Bestandsaufnahme und Handlungsfelder

Digitale Souveränität bedeutet die digitale Transformation selbstbestimmt zu gestalten

Auf Basis der bestehenden Literatur zeigt sich, dass eine digital souveräne Wirtschaft die Verfügbarkeit von und den Zugang zu geeigneten digitalen Technologien und Daten benötigt. Dies wird sichergestellt, indem digitale Technologien entweder im eigenen Land produziert werden oder indem der Zugang zu diesen, auch in Krisenzeiten, abgesichert ist. Dafür sind Herstellungs- und Entwicklungskompetenzen von deutschen und europäischen Unternehmen in relevanten Technologiefeldern und Schlüsseltechnologien (Anbieterkompetenzen) von zentraler Bedeutung, um zum einen die Verfügbarkeit von Technologien zu gewährleisten und zum anderen die Digitalisierung der Wirtschaft im Sinne europäischer Rechts- und Wertevorstellungen mitzugestalten. Es werden jedoch explizit keine vollständige Unabhängigkeit im Sinne einer Autarkie in allen (Technologie-)Bereichen und kein Protektionismus angestrebt.
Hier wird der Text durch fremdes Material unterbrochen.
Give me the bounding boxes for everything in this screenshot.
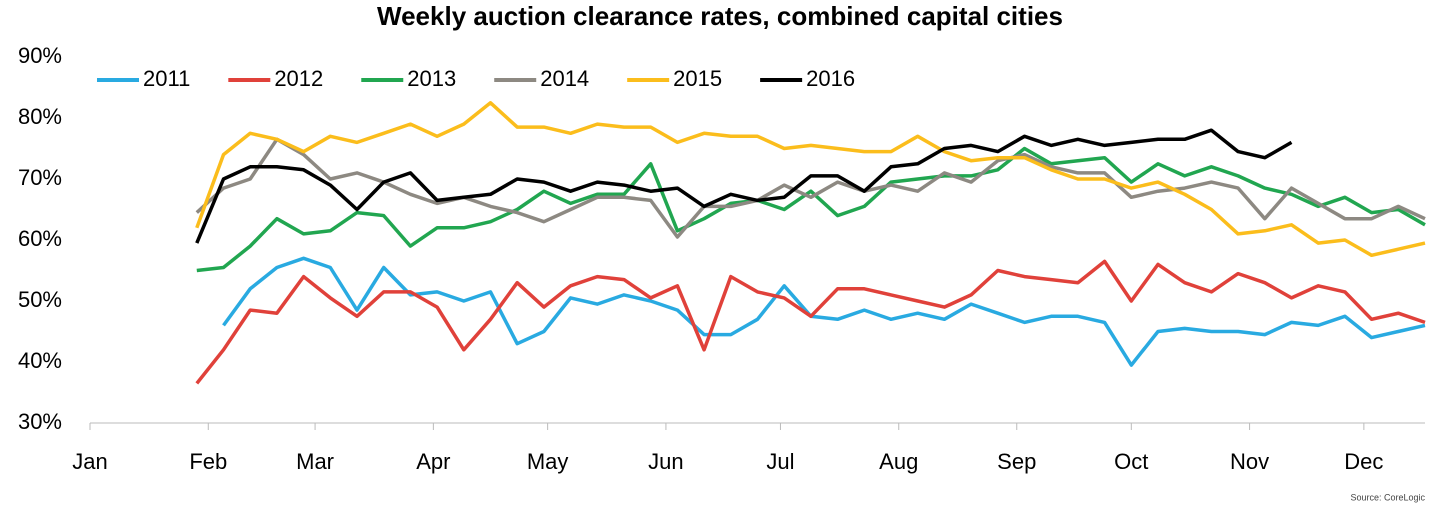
series-line: [195, 101, 1426, 258]
series-line: [195, 137, 1426, 239]
series-line: [222, 256, 1426, 367]
y-tick-label: 90%: [18, 43, 62, 68]
source-note: Source: CoreLogic: [1350, 492, 1425, 502]
x-tick-label: Jan: [72, 449, 107, 474]
legend-label: 2013: [407, 66, 456, 91]
x-tick-label: Nov: [1230, 449, 1269, 474]
x-tick-label: Feb: [189, 449, 227, 474]
y-tick-label: 80%: [18, 104, 62, 129]
y-tick-label: 50%: [18, 287, 62, 312]
chart-title: Weekly auction clearance rates, combined…: [377, 1, 1063, 31]
legend-label: 2014: [540, 66, 589, 91]
legend-label: 2011: [143, 66, 190, 91]
x-tick-label: Mar: [296, 449, 334, 474]
x-tick-label: Dec: [1344, 449, 1383, 474]
y-tick-label: 30%: [18, 409, 62, 434]
y-tick-label: 70%: [18, 165, 62, 190]
y-tick-label: 60%: [18, 226, 62, 251]
x-tick-label: Jun: [648, 449, 683, 474]
x-tick-label: Oct: [1114, 449, 1148, 474]
x-tick-label: Aug: [879, 449, 918, 474]
legend-label: 2012: [274, 66, 323, 91]
legend-label: 2016: [806, 66, 855, 91]
legend-label: 2015: [673, 66, 722, 91]
series-line: [195, 259, 1426, 385]
x-tick-label: Apr: [416, 449, 450, 474]
series-line: [195, 128, 1293, 244]
series-line: [196, 146, 1426, 273]
x-tick-label: Sep: [997, 449, 1036, 474]
x-tick-label: May: [527, 449, 569, 474]
x-tick-label: Jul: [766, 449, 794, 474]
y-tick-label: 40%: [18, 348, 62, 373]
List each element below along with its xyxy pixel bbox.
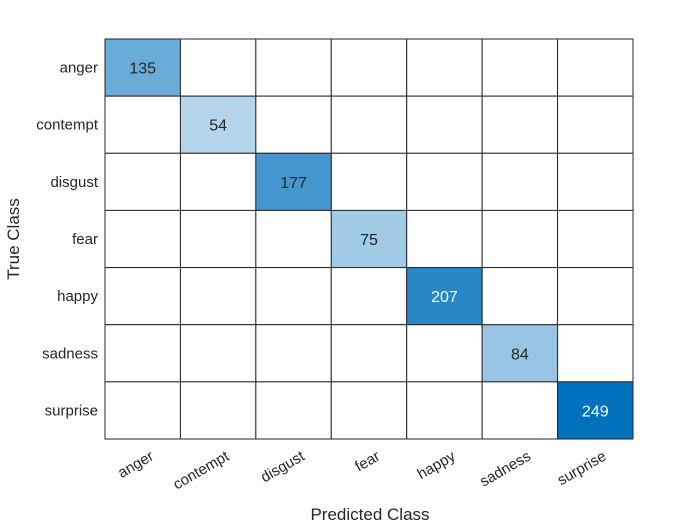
matrix-cell-fear-contempt — [179, 209, 257, 269]
matrix-cell-surprise-happy — [406, 381, 483, 440]
matrix-cell-anger-sadness — [481, 38, 559, 97]
matrix-cell-anger-surprise — [557, 38, 634, 97]
matrix-cell-happy-surprise — [557, 267, 634, 326]
y-axis-title: True Class — [4, 198, 23, 280]
column-label-happy: happy — [415, 447, 459, 482]
cell-value-happy-happy: 207 — [431, 289, 458, 306]
matrix-cell-happy-anger — [104, 267, 181, 326]
matrix-cell-happy-disgust — [255, 267, 332, 326]
column-label-sadness: sadness — [477, 448, 534, 491]
values-layer: 135 54 177 75 207 84 249 — [129, 61, 608, 421]
matrix-cell-disgust-disgust — [255, 152, 332, 211]
row-tick-labels: anger contempt disgust fear happy sadness surp… — [36, 60, 99, 420]
matrix-cell-disgust-anger — [104, 152, 181, 211]
matrix-cell-contempt-happy — [406, 95, 483, 154]
column-tick-labels: anger contempt disgust fear happy sadness surp… — [115, 447, 609, 493]
cell-value-disgust-disgust: 177 — [280, 175, 307, 192]
matrix-frame — [104, 38, 634, 440]
column-label-surprise: surprise — [555, 448, 610, 489]
matrix-cell-anger-anger — [104, 38, 181, 97]
matrix-cell-surprise-disgust — [255, 381, 332, 440]
cell-value-anger-anger: 135 — [129, 61, 156, 78]
row-label-disgust: disgust — [50, 174, 98, 191]
matrix-cell-disgust-fear — [330, 152, 408, 211]
matrix-cell-sadness-contempt — [179, 324, 257, 383]
row-label-surprise: surprise — [45, 402, 98, 419]
matrix-cell-contempt-sadness — [481, 95, 559, 154]
row-label-contempt: contempt — [36, 117, 99, 134]
row-label-happy: happy — [57, 288, 98, 305]
matrix-cell-surprise-contempt — [179, 381, 257, 440]
column-label-anger: anger — [115, 448, 157, 482]
matrix-cell-anger-fear — [330, 38, 408, 97]
matrix-cell-disgust-contempt — [179, 152, 257, 211]
matrix-cell-fear-happy — [406, 209, 483, 269]
x-axis-title: Predicted Class — [310, 505, 429, 524]
matrix-cell-surprise-anger — [104, 381, 181, 440]
matrix-cell-fear-anger — [104, 209, 181, 269]
matrix-cell-happy-fear — [330, 267, 408, 326]
cell-value-contempt-contempt: 54 — [209, 118, 227, 135]
column-label-contempt: contempt — [170, 447, 233, 493]
matrix-cell-fear-disgust — [255, 209, 332, 269]
matrix-cell-anger-happy — [406, 38, 483, 97]
matrix-cell-disgust-surprise — [557, 152, 634, 211]
matrix-cell-contempt-fear — [330, 95, 408, 154]
matrix-cell-fear-fear — [330, 209, 408, 269]
row-label-fear: fear — [72, 231, 98, 248]
row-label-sadness: sadness — [42, 345, 98, 362]
matrix-cell-fear-sadness — [481, 209, 559, 269]
matrix-cell-disgust-sadness — [481, 152, 559, 211]
matrix-cell-surprise-fear — [330, 381, 408, 440]
matrix-cell-surprise-surprise — [557, 381, 634, 440]
matrix-cell-happy-sadness — [481, 267, 559, 326]
matrix-cell-fear-surprise — [557, 209, 634, 269]
cells-layer — [104, 38, 634, 440]
matrix-cell-anger-disgust — [255, 38, 332, 97]
matrix-cell-anger-contempt — [179, 38, 257, 97]
matrix-cell-happy-contempt — [179, 267, 257, 326]
cell-value-sadness-sadness: 84 — [511, 346, 529, 363]
matrix-cell-disgust-happy — [406, 152, 483, 211]
matrix-cell-sadness-happy — [406, 324, 483, 383]
column-label-fear: fear — [352, 448, 383, 476]
matrix-cell-contempt-surprise — [557, 95, 634, 154]
matrix-cell-surprise-sadness — [481, 381, 559, 440]
matrix-cell-sadness-fear — [330, 324, 408, 383]
cell-value-surprise-surprise: 249 — [582, 403, 609, 420]
grid-layer — [104, 38, 634, 440]
row-label-anger: anger — [60, 60, 98, 77]
column-label-disgust: disgust — [258, 447, 308, 486]
matrix-cell-sadness-surprise — [557, 324, 634, 383]
matrix-cell-sadness-anger — [104, 324, 181, 383]
cell-value-fear-fear: 75 — [360, 232, 378, 249]
matrix-cell-sadness-disgust — [255, 324, 332, 383]
matrix-cell-contempt-disgust — [255, 95, 332, 154]
matrix-cell-contempt-anger — [104, 95, 181, 154]
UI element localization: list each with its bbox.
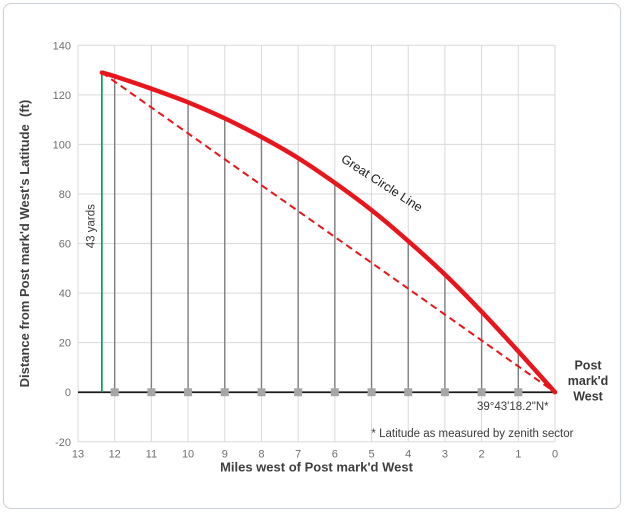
dashed-chord-line: [101, 71, 556, 394]
y-tick-label: 120: [53, 90, 71, 102]
mile-marker-square: [147, 388, 156, 397]
mile-droplines: [113, 76, 520, 393]
x-tick-label: 11: [146, 448, 157, 460]
x-tick-label: 2: [479, 448, 485, 460]
x-tick-label: 1: [515, 448, 521, 460]
y-tick-label: 80: [59, 189, 71, 201]
post-markd-west-label-line: West: [573, 390, 603, 404]
offset-43-yards-label: 43 yards: [86, 204, 98, 248]
mile-marker-square: [514, 388, 523, 397]
y-tick-label: -20: [55, 437, 71, 449]
mile-marker-square: [367, 388, 376, 397]
great-circle-line-label: Great Circle Line: [339, 152, 425, 215]
latitude-value-label: 39°43'18.2"N*: [477, 401, 549, 413]
mile-marker-square: [110, 388, 119, 397]
y-tick-label: 100: [53, 139, 71, 151]
y-tick-label: 20: [59, 338, 71, 350]
x-tick-label: 7: [295, 448, 301, 460]
mile-marker-square: [220, 388, 229, 397]
x-tick-label: 10: [182, 448, 194, 460]
x-tick-label: 0: [552, 448, 558, 460]
mile-marker-square: [294, 388, 303, 397]
x-tick-label: 3: [442, 448, 448, 460]
mile-markers: [110, 388, 523, 397]
y-tick-label: 0: [65, 387, 71, 399]
y-tick-label: 140: [53, 40, 71, 52]
mile-marker-square: [330, 388, 339, 397]
great-circle-line: [99, 70, 558, 395]
x-tick-label: 9: [222, 448, 228, 460]
mile-marker-square: [184, 388, 193, 397]
mile-marker-square: [257, 388, 266, 397]
mile-marker-square: [404, 388, 413, 397]
x-tick-label: 6: [332, 448, 338, 460]
mile-marker-square: [477, 388, 486, 397]
gridlines: [77, 44, 556, 443]
x-tick-label: 12: [109, 448, 121, 460]
x-tick-label: 13: [72, 448, 84, 460]
y-tick-label: 60: [59, 239, 71, 251]
y-tick-label: 40: [59, 288, 71, 300]
x-tick-label: 8: [258, 448, 264, 460]
x-tick-label: 5: [368, 448, 374, 460]
x-tick-label: 4: [405, 448, 411, 460]
x-axis-title: Miles west of Post mark'd West: [220, 460, 414, 475]
y-axis-title: Distance from Post mark'd West's Latitud…: [17, 100, 32, 388]
zenith-sector-footnote: * Latitude as measured by zenith sector: [371, 428, 573, 440]
mile-marker-square: [440, 388, 449, 397]
post-markd-west-label-line: mark'd: [568, 374, 609, 388]
post-markd-west-label-line: Post: [574, 359, 602, 373]
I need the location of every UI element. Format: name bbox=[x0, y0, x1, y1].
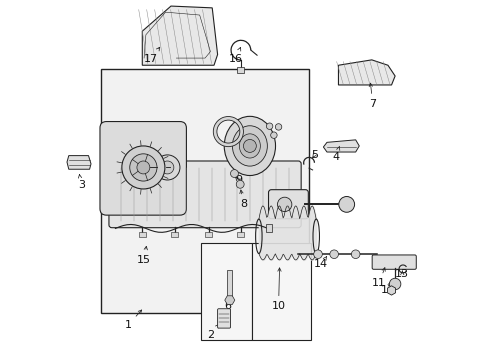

Vielmehr bedeutet digitale Souveränität, die digitale Transformation selbstbestimmt und frei zu gestalten. Zum anderen ist der souveräne – d.h. selbstbestimmte, sichere und reflektierte – Umgang mit digitalen Technologien und Daten eine Voraussetzung für eine digital souveräne Wirtschaft (Anwenderkompetenzen).

Über 80 Prozent der Unternehmen fühlen sich abhängig von ausländischen Anbietern

Eine repräsentative Unternehmensbefragung des ZEW Mannheim in der Informationswirtschaft und im Verarbeitenden Gewerbe zeigt, dass nur jedes zweite Unternehmen den Begriff der digitalen Souveränität kennt. Die Unternehmen messen dem Thema jedoch langfristig eine hohe Bedeutung bei, sowohl für das eigene Unternehmen als auch für die deutsche Wirtschaft insgesamt. Insbesondere der Aspekt der Datenhoheit bzw. Datensouveränität wird von nahezu allen Unternehmen als besonders wichtig für das eigene Unternehmen angesehen. Über 80 Prozent der Unternehmen fühlen sich technologisch abhängig von nicht-europäischen Anbietern oder Partnern. Große Unternehmen empfinden sich dabei tendenziell abhängiger als kleine, da sie verhältnismäßig weniger langfristige außereuropäische Partnerschaften eingehen und flexibler die Anbieter wechseln können. Als häufigste Gründe für die bestehende Abhängigkeit nennen die Unternehmen das grundsätzliche Fehlen einer Alternative innerhalb der Europäischen Union oder die Überlegenheit anderer Anbieter. In den relevanten Technologiefeldern und Schlüsseltechnologien müssen deutsche und europäische Unternehmen deshalb Herstellungs- und Entwicklungskompetenzen auf- bzw. ausbauen. Das ist von zentraler Bedeutung, um die Digitalisierung der Wirtschaft im Sinne europäischer Rechts- und Wertevorstellungen mitzugestalten. Bislang planen nur etwa ein Viertel der Befragten Maßnahmen, um die eigene Abhängigkeit zu reduzieren. Es fehlen vielfach Alternativen oder das Wissen um mögliche Ansätze, wie Open-Source-Lösungen.

Deutsche Unternehmen sollen auch weiterhin souverän gestalten können

Dem Erhalt und der Stärkung digitaler Souveränität kommt in Zukunft eine Schlüsselrolle zu, um die Handlungsfähigkeit sowie Innovations- und Wettbewerbsfähigkeit der deutschen Wirtschaft sicherzustellen.

Um die digitale Souveränität Deutschlands und Europas zu stärken, gilt es Informationsdefizite abzubauen und die dynamischen Risiken von Abhängigkeiten im Blick zu behalten. Wirtschaft und Politik sollten agil und kooperativ handeln. Bestehende Abhängigkeiten sollten abgebaut, bestehende Stärken ausgebaut werden. Investitionen insbesondere in Schlüsseltechnologien der Zukunft wie Quantencomputer, Künstliche Intelligenz und IT-Sicherheit sind wichtig. Projekte wie die europäische Cloud-und Daten-Infrastruktur GAIA-X sollten zeitnah umgesetzt werden. Eine Stärkung des regulatorischen Rahmens und gesellschaftlicher Faktoren ist ebenso relevant. Weiter sind digitale Kompetenzen essentiell und müssen auf- und ausgebaut werden, um digital souverän zu handeln.